While it's too early to tell, many industry leaders speculate that the financial impacts of the COVID-19 pandemic will push providers to take a more serious look at value-based care models.
And as interest in those models grow, data analytics startup Apervita has rolled out new technology tools to help providers and payers better manage the complex contract arrangements of these payment models.
The solution for providers and payers, called QPay, is designed to improve transparency in value-based care contracts, the company told Fierce Healthcare.
Shared-risk payment models require the ability to maintain and manage a growing number of contract terms. Key terms that figure into the final reconciliation of value-based contracts can include cost targets, excluded services such as behavioral health services or pharmacy claims and stop-loss methodology.
There was a strong surge of interest in moving to value-based care models at the outset of the pandemic when providers saw volumes flag and financial pressures grow amid stay-at-home orders, according to UnitedHealth Group CEO David Wichmann while speaking at a conference last month.
Federal official Seema Verma, who heads the Centers for Medicare & Medicaid Services (CMS), also said Tuesday during the HTLH 2020 virtual conference that the agency "isn't shying away from value-based care" but hinted that CMS wants providers to take on financial risk at a faster pace.

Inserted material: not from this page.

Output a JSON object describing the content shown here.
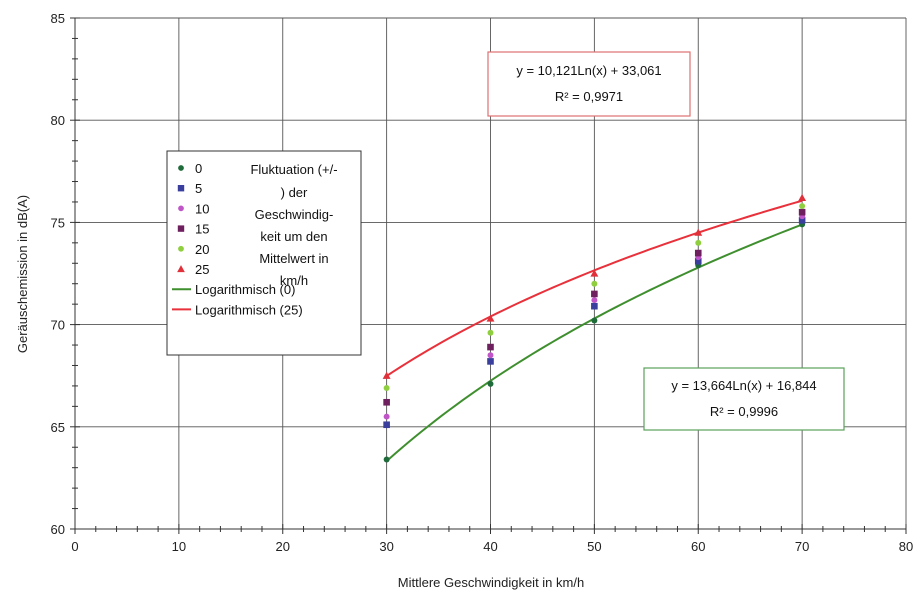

But there is often friction between providers and payers due to the lack of understanding around the complexity of contract terms and this can lead to disputes over reimbursements, according to Stephanie Graham, Apervita vice president of payer innovation.

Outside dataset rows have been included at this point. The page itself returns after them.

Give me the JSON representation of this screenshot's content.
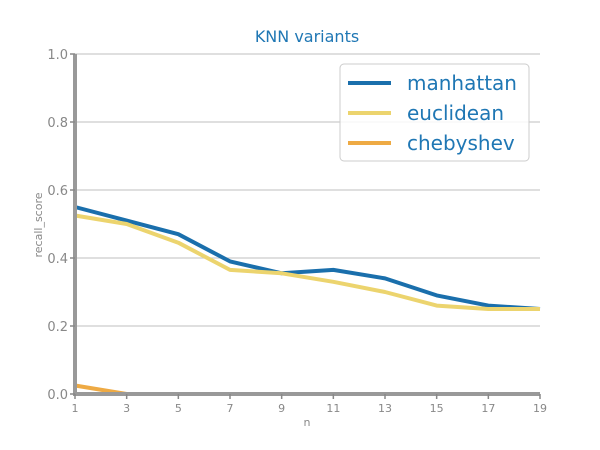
{
  "chart_data": {
    "type": "line",
    "title": "KNN variants",
    "xlabel": "n",
    "ylabel": "recall_score",
    "x": [
      1,
      3,
      5,
      7,
      9,
      11,
      13,
      15,
      17,
      19
    ],
    "xticks": [
      "1",
      "3",
      "5",
      "7",
      "9",
      "11",
      "13",
      "15",
      "17",
      "19"
    ],
    "yticks": [
      "0.0",
      "0.2",
      "0.4",
      "0.6",
      "0.8",
      "1.0"
    ],
    "xlim": [
      1,
      19
    ],
    "ylim": [
      0,
      1
    ],
    "grid": "horizontal",
    "legend_position": "top-right",
    "series": [
      {
        "name": "manhattan",
        "color": "#1a6fac",
        "values": [
          0.55,
          0.51,
          0.47,
          0.39,
          0.355,
          0.365,
          0.34,
          0.29,
          0.26,
          0.25
        ]
      },
      {
        "name": "euclidean",
        "color": "#ecd46e",
        "values": [
          0.525,
          0.5,
          0.445,
          0.365,
          0.355,
          0.33,
          0.3,
          0.26,
          0.25,
          0.25
        ]
      },
      {
        "name": "chebyshev",
        "color": "#eeaa44",
        "values": [
          0.025,
          0.0,
          0.0,
          0.0,
          0.0,
          0.0,
          0.0,
          0.0,
          0.0,
          0.0
        ]
      }
    ]
  }
}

"This platform helps to summarize those key contract terms and offers performance insights and guidance for anticipating the final settlement results," Graham told Fierce Healthcare. "It offers a 'single source of truth' for managing ever-changing physician rosters and value-based contact terms."
Historically, adoption of value-based care models has been hampered by complex and conflicting interests and structures in the industry as well as IT infrastructural challenges and increasing administrative complexity, according to industry leaders.
Graham agrees with current industry feedback that COVID-19 is driving increased interest in value-based contract arrangements.
"There has been a lot of interest in value-based care models in the past few years, but the intimidation factor that these contracts might be too complex to figure out and a reluctancy to take on that risk has held some providers back," Graham said. "I do think the pandemic has driven more interest because of the lack of revenue for those providers on fee-for-service models. Providers have conceptually understood the value and need to shift to value but they weren't ready to make that shift."
Chicago-based Apertiva launched its QPay solution in August to help solve a major pain point for payers and providers: viewing and managing provider rosters.
Being able to capture the relationship between a physician or provider practice and a health system is critical to ensure the appropriate health system is held accountable for the patients and is properly reimbursed. Physicians can move in and out of health systems during a contract period, according to the company.
Having a reliable way to track this significantly reduces the administrative burden for both payers and providers. It also eliminates the question of whether the right physicians were measured and paid based on their relationship to a health system at a given point in time.
The cloud-based platform also enables providers and payers to run performance analytics on value-based contracts to understand the anticipated financial results.
Apertiva added new tools to the platform that captures the contract terms and applies them to the performance analytics, offering actionable insights for a provider to act upon, which can influence and ultimately change how much providers get paid based on those contracts.
By improving how organizations manage these contracts, it builds payer-provider collaboration, leading to financial success for both parties, according to the company.
“Our value optimization solutions remove the black box effect from value-based contracts,” said Kevin Hutchinson, Apervita CEO in a statement. “It removes difficult operational barriers that payers and providers wrestle with daily. Understanding the key terms, methods and contractual targets and knowing which providers are at risk with the provider roster creates a single solution, enabling all parties to focus less on administrative tasks and more on improving healthcare.”
Apervita started in 2012 as a developer of a collaboration platform for value-based healthcare. The startup focuses its efforts on helping hospitals and insurers share data and considers data security and privacy to be mission-critical to its business.
Hutchinson is the founding CEO and former president of Surescripts, a health IT company that supports electronic prescriptions. Surescripts built an infrastructure connecting pharmaceutical companies, pharmacy benefit managers, physicians' offices, hospitals, and laboratories.
In the same vein, Apervita has focused on building an infrastructure to enable physician practices, hospitals and health plans to collaboratively track performance measures against value-based contracts.
The company now works with more than 2,500 hospitals in the U.S., manages 1.8 million lives, and conducts more than 10 billion value-based computations and insights for its clients every year.
The startup has raised $59 million to date, according to Crunchbase. Investors include Optum Ventures, Pritzker Group Venture Capital, Baird Capital, Math Ventures, Levy Family Partners, Illinois Venture and Wintrust.